You can also enjoy a career as an OT support worker
OT support staff – assistants, technicians or support workers – usually start with little or no formal training. Training often happens on the job, but there are also formal qualifications available. You will definitely need a range of essential skills, such as:
- good written and verbal communication
- a great capacity to work with a variety of people
Occupational therapy support staff work in the same places as occupational therapists, with varying levels of independence and responsibility based on experience and the service needs.
The interest in these posts is very strong, so applications can be competitive. Be sure to check with the employer about what skills and experience might give you a better chance of employment.

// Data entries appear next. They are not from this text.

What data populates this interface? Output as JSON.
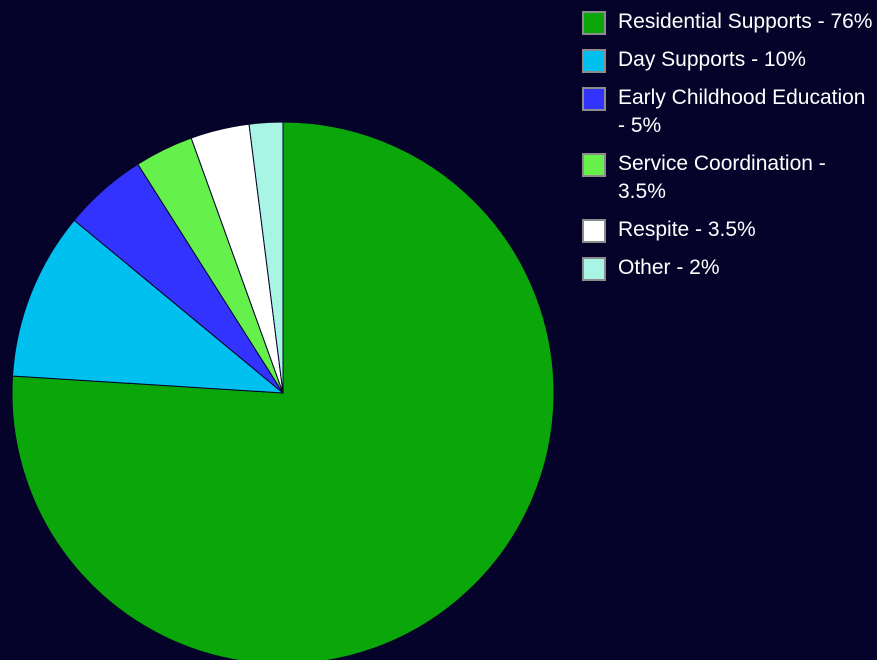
{
  "chart_data": {
    "type": "pie",
    "title": "",
    "slices": [
      {
        "label": "Residential Supports - 76%",
        "value": 76,
        "color": "#0aa60a"
      },
      {
        "label": "Day Supports - 10%",
        "value": 10,
        "color": "#00c0f0"
      },
      {
        "label": "Early Childhood Education - 5%",
        "value": 5,
        "color": "#3333ff"
      },
      {
        "label": "Service Coordination - 3.5%",
        "value": 3.5,
        "color": "#66f04c"
      },
      {
        "label": "Respite - 3.5%",
        "value": 3.5,
        "color": "#ffffff"
      },
      {
        "label": "Other - 2%",
        "value": 2,
        "color": "#a8f5e6"
      }
    ],
    "legend_position": "top-right",
    "background_color": "#06032a"
  }
}
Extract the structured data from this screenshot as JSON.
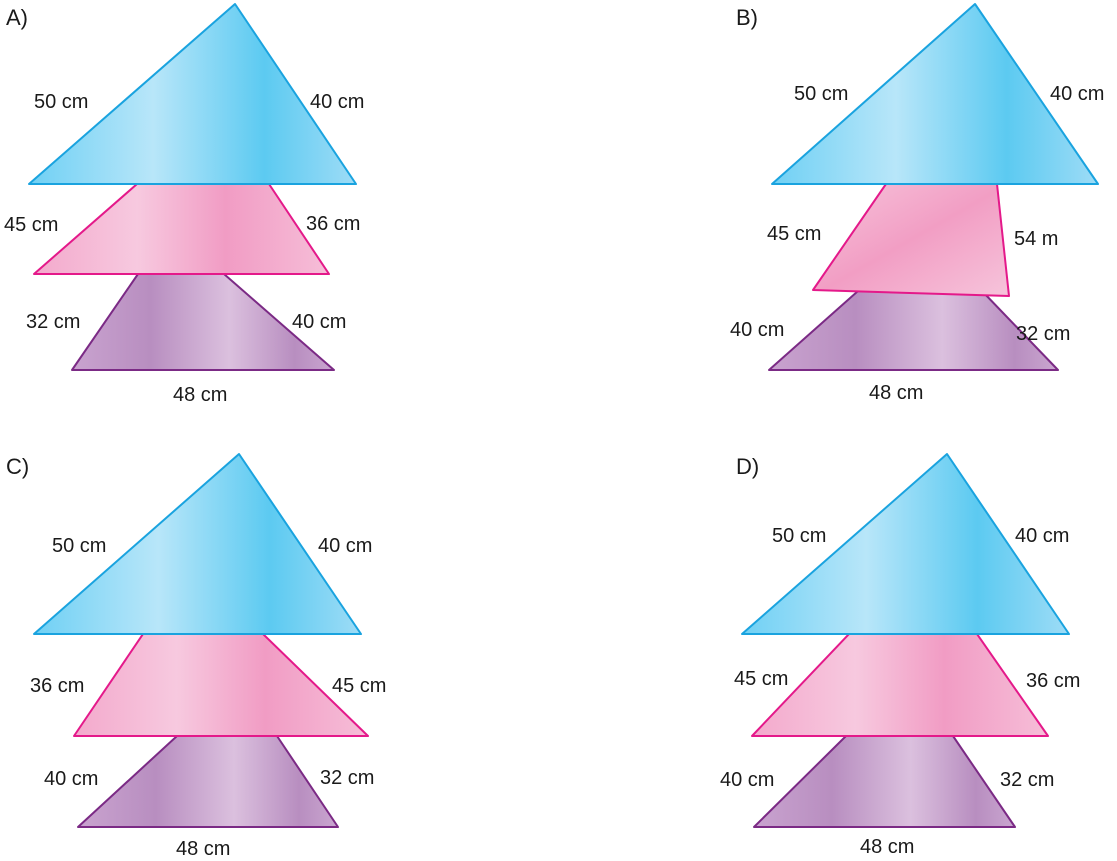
{
  "options": [
    {
      "label": "A)",
      "triangle": {
        "left": "50 cm",
        "right": "40 cm"
      },
      "middle": {
        "left": "45 cm",
        "right": "36 cm"
      },
      "bottom": {
        "left": "32 cm",
        "right": "40 cm",
        "base": "48 cm"
      }
    },
    {
      "label": "B)",
      "triangle": {
        "left": "50 cm",
        "right": "40 cm"
      },
      "middle": {
        "left": "45 cm",
        "right": "54 m"
      },
      "bottom": {
        "left": "40 cm",
        "right": "32 cm",
        "base": "48 cm"
      }
    },
    {
      "label": "C)",
      "triangle": {
        "left": "50 cm",
        "right": "40 cm"
      },
      "middle": {
        "left": "36 cm",
        "right": "45 cm"
      },
      "bottom": {
        "left": "40 cm",
        "right": "32 cm",
        "base": "48 cm"
      }
    },
    {
      "label": "D)",
      "triangle": {
        "left": "50 cm",
        "right": "40 cm"
      },
      "middle": {
        "left": "45 cm",
        "right": "36 cm"
      },
      "bottom": {
        "left": "40 cm",
        "right": "32 cm",
        "base": "48 cm"
      }
    }
  ],
  "colors": {
    "blue_stroke": "#1aa3df",
    "pink_stroke": "#e4198a",
    "purple_stroke": "#7b2a85"
  }
}
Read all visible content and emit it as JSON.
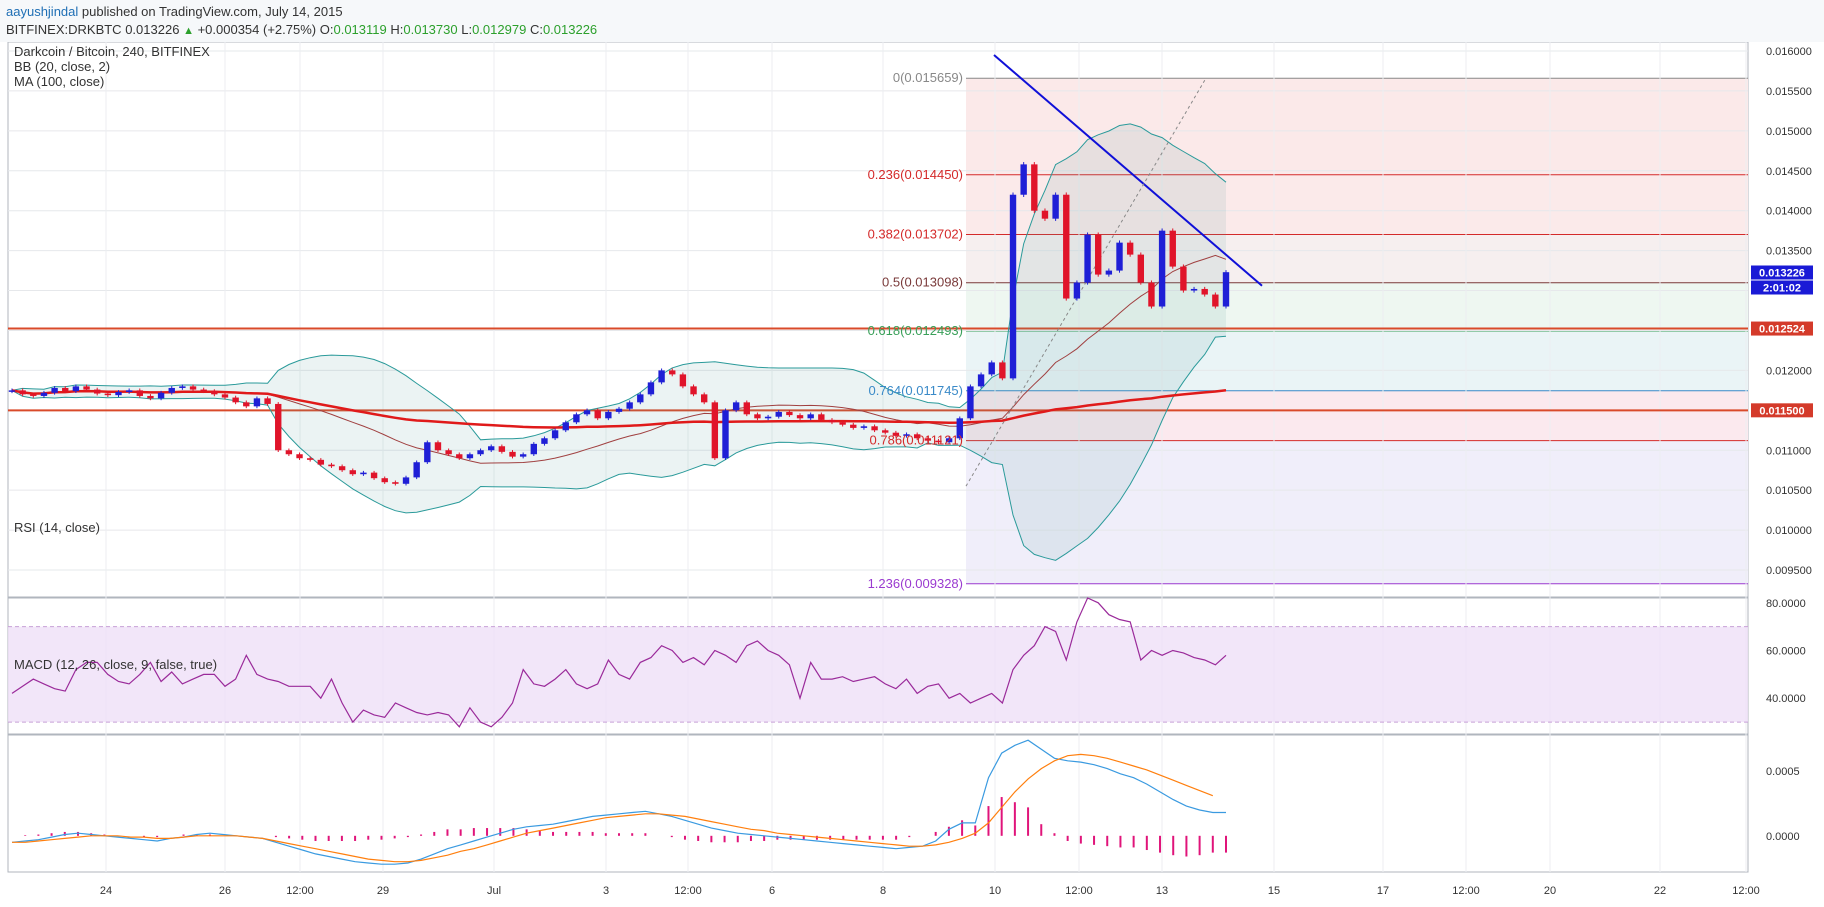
{
  "header": {
    "author": "aayushjindal",
    "published": " published on TradingView.com, July 14, 2015",
    "symbol": "BITFINEX:DRKBTC",
    "last": "0.013226",
    "change_arrow": "▲",
    "change": "+0.000354 (+2.75%)",
    "o_label": "O:",
    "o": "0.013119",
    "h_label": "H:",
    "h": "0.013730",
    "l_label": "L:",
    "l": "0.012979",
    "c_label": "C:",
    "c": "0.013226"
  },
  "colors": {
    "up": "#1f1fd6",
    "down": "#e0142a",
    "bb": "#2a9a9a",
    "ma": "#e01a1a",
    "rsi": "#9a2a9a",
    "macd": "#3a9ae0",
    "signal": "#ff7f0e",
    "hist": "#e0147a",
    "trendline": "#1010d8"
  },
  "chart_data": [
    {
      "type": "candlestick",
      "title": "Darkcoin / Bitcoin, 240, BITFINEX",
      "indicators": [
        "BB (20, close, 2)",
        "MA (100, close)"
      ],
      "ylim": [
        0.0093,
        0.0161
      ],
      "yticks": [
        "0.016000",
        "0.015500",
        "0.015000",
        "0.014500",
        "0.014000",
        "0.013500",
        "0.013000",
        "0.012500",
        "0.012000",
        "0.011500",
        "0.011000",
        "0.010500",
        "0.010000",
        "0.009500"
      ],
      "x_labels": [
        "24",
        "26",
        "12:00",
        "29",
        "Jul",
        "3",
        "12:00",
        "6",
        "8",
        "10",
        "12:00",
        "13",
        "15",
        "17",
        "12:00",
        "20",
        "22",
        "12:00"
      ],
      "fib_levels": [
        {
          "label": "0(0.015659)",
          "value": 0.015659,
          "color": "#888888"
        },
        {
          "label": "0.236(0.014450)",
          "value": 0.01445,
          "color": "#d42a2a"
        },
        {
          "label": "0.382(0.013702)",
          "value": 0.013702,
          "color": "#d42a2a"
        },
        {
          "label": "0.5(0.013098)",
          "value": 0.013098,
          "color": "#7a3a3a"
        },
        {
          "label": "0.618(0.012493)",
          "value": 0.012493,
          "color": "#3aa05a"
        },
        {
          "label": "0.764(0.011745)",
          "value": 0.011745,
          "color": "#3a8ac8"
        },
        {
          "label": "0.786(0.011121)",
          "value": 0.011121,
          "color": "#d42a2a"
        },
        {
          "label": "1.236(0.009328)",
          "value": 0.009328,
          "color": "#9a3ad0"
        }
      ],
      "horizontal_lines": [
        {
          "label": "0.012524",
          "value": 0.012524
        },
        {
          "label": "0.011500",
          "value": 0.0115
        }
      ],
      "last_price_tag": "0.013226",
      "countdown_tag": "2:01:02",
      "closes": [
        0.01175,
        0.0117,
        0.01168,
        0.01172,
        0.01178,
        0.01174,
        0.0118,
        0.01176,
        0.01171,
        0.01169,
        0.01173,
        0.01175,
        0.01168,
        0.01165,
        0.01172,
        0.01178,
        0.0118,
        0.01176,
        0.01174,
        0.0117,
        0.01166,
        0.0116,
        0.01155,
        0.01165,
        0.01158,
        0.011,
        0.01095,
        0.0109,
        0.01088,
        0.01082,
        0.0108,
        0.01075,
        0.0107,
        0.01072,
        0.01065,
        0.0106,
        0.01058,
        0.01066,
        0.01085,
        0.0111,
        0.011,
        0.01095,
        0.0109,
        0.01095,
        0.011,
        0.01105,
        0.01098,
        0.01092,
        0.01095,
        0.01108,
        0.01115,
        0.01125,
        0.01135,
        0.01145,
        0.0115,
        0.0114,
        0.01148,
        0.01152,
        0.0116,
        0.0117,
        0.01185,
        0.012,
        0.01195,
        0.0118,
        0.0117,
        0.0116,
        0.0109,
        0.0115,
        0.0116,
        0.01145,
        0.0114,
        0.01142,
        0.01148,
        0.01144,
        0.0114,
        0.01145,
        0.01138,
        0.01135,
        0.01132,
        0.01128,
        0.0113,
        0.01125,
        0.01122,
        0.01118,
        0.0112,
        0.01115,
        0.01112,
        0.0111,
        0.01115,
        0.0114,
        0.0118,
        0.01195,
        0.0121,
        0.0119,
        0.0142,
        0.01458,
        0.014,
        0.0139,
        0.0142,
        0.0129,
        0.0131,
        0.0137,
        0.0132,
        0.01325,
        0.0136,
        0.01345,
        0.0131,
        0.0128,
        0.01375,
        0.0133,
        0.013,
        0.01302,
        0.01295,
        0.0128,
        0.01323
      ]
    },
    {
      "type": "line",
      "title": "RSI (14, close)",
      "ylim": [
        25,
        82
      ],
      "yticks": [
        "80.0000",
        "60.0000",
        "40.0000"
      ],
      "values": [
        42,
        45,
        48,
        46,
        44,
        43,
        52,
        55,
        55,
        50,
        47,
        46,
        50,
        55,
        47,
        51,
        46,
        48,
        50,
        50,
        45,
        48,
        58,
        50,
        48,
        47,
        45,
        45,
        45,
        40,
        48,
        38,
        30,
        35,
        33,
        32,
        38,
        36,
        34,
        33,
        34,
        33,
        28,
        36,
        30,
        28,
        32,
        38,
        52,
        46,
        45,
        48,
        52,
        46,
        44,
        46,
        56,
        50,
        48,
        55,
        57,
        62,
        60,
        55,
        57,
        54,
        60,
        58,
        55,
        62,
        64,
        60,
        58,
        54,
        40,
        55,
        48,
        48,
        49,
        47,
        48,
        49,
        46,
        44,
        48,
        42,
        45,
        46,
        40,
        42,
        38,
        40,
        42,
        38,
        52,
        58,
        62,
        70,
        68,
        56,
        72,
        82,
        80,
        75,
        73,
        72,
        56,
        60,
        58,
        60,
        59,
        57,
        56,
        54,
        58
      ]
    },
    {
      "type": "line",
      "title": "MACD (12, 26, close, 9, false, true)",
      "ylim": [
        -0.00028,
        0.00078
      ],
      "yticks": [
        "0.0005",
        "0.0000"
      ],
      "series": [
        {
          "values": [
            -5e-05,
            -4e-05,
            -3e-05,
            -1e-05,
            1e-05,
            2e-05,
            1e-05,
            0.0,
            -1e-05,
            -2e-05,
            -3e-05,
            -4e-05,
            -2e-05,
            -1e-05,
            1e-05,
            2e-05,
            1e-05,
            0.0,
            -1e-05,
            -2e-05,
            -5e-05,
            -8e-05,
            -0.00011,
            -0.00014,
            -0.00016,
            -0.00018,
            -0.0002,
            -0.00021,
            -0.00022,
            -0.00022,
            -0.00021,
            -0.00018,
            -0.00014,
            -0.0001,
            -7e-05,
            -4e-05,
            -1e-05,
            2e-05,
            5e-05,
            7e-05,
            8e-05,
            9e-05,
            0.00011,
            0.00013,
            0.00015,
            0.00016,
            0.00017,
            0.00018,
            0.00019,
            0.00017,
            0.00015,
            0.00012,
            9e-05,
            6e-05,
            4e-05,
            2e-05,
            1e-05,
            0.0,
            -1e-05,
            -2e-05,
            -3e-05,
            -4e-05,
            -5e-05,
            -6e-05,
            -7e-05,
            -8e-05,
            -9e-05,
            -0.0001,
            -9e-05,
            -8e-05,
            -4e-05,
            5e-05,
            0.0001,
            0.0001,
            0.00045,
            0.00064,
            0.0007,
            0.00074,
            0.00067,
            0.0006,
            0.00058,
            0.00057,
            0.00055,
            0.00052,
            0.00048,
            0.00045,
            0.0004,
            0.00034,
            0.00028,
            0.00023,
            0.0002,
            0.00018,
            0.00018
          ]
        },
        {
          "values": [
            -5e-05,
            -5e-05,
            -4e-05,
            -3e-05,
            -2e-05,
            -1e-05,
            0.0,
            0.0,
            0.0,
            -1e-05,
            -1e-05,
            -2e-05,
            -2e-05,
            -1e-05,
            0.0,
            0.0,
            0.0,
            0.0,
            -1e-05,
            -2e-05,
            -4e-05,
            -6e-05,
            -8e-05,
            -0.0001,
            -0.00012,
            -0.00014,
            -0.00016,
            -0.00018,
            -0.00019,
            -0.0002,
            -0.0002,
            -0.00019,
            -0.00017,
            -0.00015,
            -0.00012,
            -0.0001,
            -7e-05,
            -4e-05,
            -1e-05,
            2e-05,
            4e-05,
            6e-05,
            8e-05,
            0.0001,
            0.00012,
            0.00014,
            0.00015,
            0.00016,
            0.00017,
            0.00017,
            0.00016,
            0.00015,
            0.00013,
            0.00011,
            9e-05,
            7e-05,
            5e-05,
            4e-05,
            2e-05,
            1e-05,
            0.0,
            -1e-05,
            -2e-05,
            -3e-05,
            -4e-05,
            -5e-05,
            -6e-05,
            -7e-05,
            -8e-05,
            -8e-05,
            -7e-05,
            -5e-05,
            -2e-05,
            2e-05,
            0.0001,
            0.00022,
            0.00034,
            0.00044,
            0.00052,
            0.00058,
            0.00062,
            0.00063,
            0.00062,
            0.0006,
            0.00057,
            0.00054,
            0.00051,
            0.00047,
            0.00043,
            0.00039,
            0.00035,
            0.00031
          ]
        },
        {
          "values": [
            0.0,
            5e-06,
            1e-05,
            2e-05,
            3e-05,
            3e-05,
            2e-05,
            1e-05,
            0.0,
            0.0,
            -1e-05,
            -1e-05,
            0.0,
            1e-05,
            1e-05,
            1e-05,
            0.0,
            0.0,
            0.0,
            0.0,
            -1e-05,
            -2e-05,
            -3e-05,
            -4e-05,
            -4e-05,
            -4e-05,
            -4e-05,
            -3e-05,
            -3e-05,
            -2e-05,
            -1e-05,
            1e-05,
            3e-05,
            5e-05,
            5e-05,
            6e-05,
            6e-05,
            6e-05,
            6e-05,
            5e-05,
            4e-05,
            3e-05,
            3e-05,
            3e-05,
            3e-05,
            2e-05,
            2e-05,
            2e-05,
            2e-05,
            0.0,
            -1e-05,
            -3e-05,
            -4e-05,
            -5e-05,
            -5e-05,
            -5e-05,
            -4e-05,
            -4e-05,
            -3e-05,
            -3e-05,
            -3e-05,
            -3e-05,
            -3e-05,
            -3e-05,
            -3e-05,
            -3e-05,
            -3e-05,
            -3e-05,
            -1e-05,
            0.0,
            3e-05,
            7e-05,
            0.00012,
            8e-05,
            0.00023,
            0.0003,
            0.00026,
            0.00022,
            9e-05,
            2e-05,
            -4e-05,
            -6e-05,
            -7e-05,
            -8e-05,
            -9e-05,
            -9e-05,
            -0.00011,
            -0.00013,
            -0.00015,
            -0.00016,
            -0.00015,
            -0.00013,
            -0.00013
          ]
        }
      ]
    }
  ]
}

There are a wide range of job roles, settings, specialisms and fields in occupational therapy, with salaries starting from £20,000
Traditionally the majority of BAOT members work in the National Health Service (NHS) but increasingly qualified occupational therapists have found exciting opportunities in other work settings, and we expect this trend to continue.
You can also decide whether you want to work for someone else or for yourself, in the community, in a hospital, or in a university educating future occupational therapists.
Occupational therapy jobs exist in a number of settings, including:
- charities and voluntary agencies
- commercial and industrial organisations
- disabled living centres
- equipment companies
- government agencies
- housing departments
- local community services
- NHS and private hospitals
- private practice
- schools, colleges and universities
- social services and social work departments
- wheelchair services
- hostels for the homeless
- residential care homes
Qualified occupational therapists working in the NHS start with an average salary of about £20,000, rising for more experienced and consultant occupational therapists to around £40-50,000
Earnings are similar in the private, voluntary and charitable sectors. In addition, occupational therapists working in London can receive London weighting of around £5,500.
The average hours of work are 35–37.5 hours per week. There are an increasing number of posts that cover evenings and weekends, particularly in mental health community services, acute hospitals, accident and emergency services and private practice.